Lifecycle - Vast.ai mode
The lifecycle of a Ponos agent in Vast.ai mode is similar to that of the generic Ponos agent. Only the actions specific to task management differ.
Setup
In addition to the generic Ponos agent setup, the Ponos agent in Vast.ai mode will:
-
Connect to the Vast.ai API (using the
vast_api.api_keyparameter of its configuration). -
Verify your
vast_api.offer_filtersare supported
Loop
During its loop, the ponos agent running in Vast.ai mode will:
-
list existing instances using the show instances API call,
-
order a new instance for each task, applying the configured offer filters to find the best & cheapest offer possible,
-
check upon the running instances,
-
report their state onto Arkindex,
-
read instance logs and publish them on Arkindex S3 storage,
-
stop instances
The agent does not download any artifact of Machine Learning model, as it cannot write them on the remote instance’s disk.
Vast.ai instances
Vast.ai instances are used to run ponos tasks, using the same Docker images as when the agent runs in docker mode.
Each instance created by the ponos agent has these settings:
-
one GPU (and only one) is always present
-
the same environment variables as for docker mode are provided to the container, along with the ones provided by Vast.ai
-
we also set
TASK_BOOTSTRAP&TASK_PARENTS(see below for details) -
there is no data persistence, so the workers need to publish their artifacts themselves
Bootstrapping instances
As the ponos agent cannot write on the remote instance’s disk, it’s the sole responsibility of the worker to download parent task artifacts and Machine Learning model before running any actual business code.

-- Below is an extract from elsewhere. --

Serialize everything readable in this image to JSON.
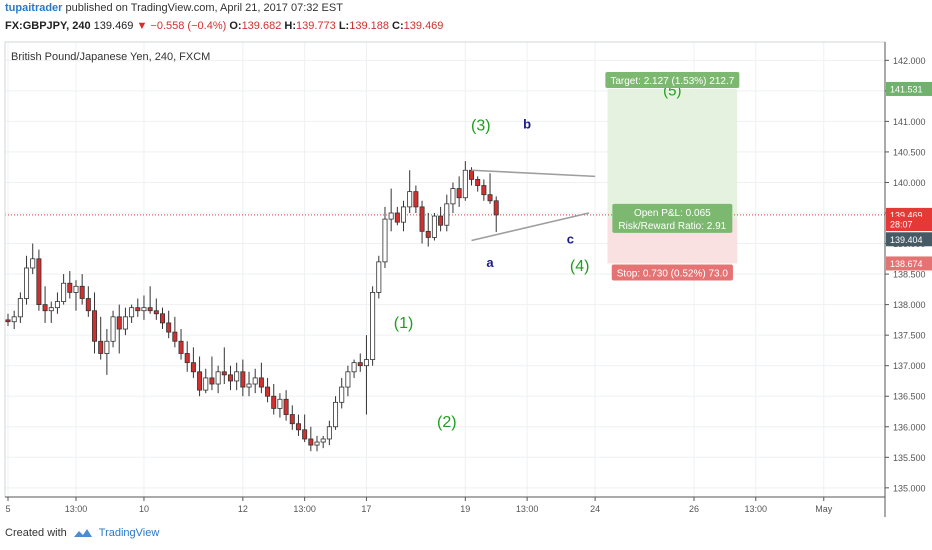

To do so, the ponos agent provides two extra environment variables:
-
TASK_BOOTSTRAP=true, to trigger the specific local bootstrap mode -
TASK_PARENTSis a json mapping of Arkindex Task IDs (as keys) and the corresponding task slugs (as values) so that the worker can build a local file system with all parent task artifacts.
All this bootstrapping is done by base-worker >= 0.5.3.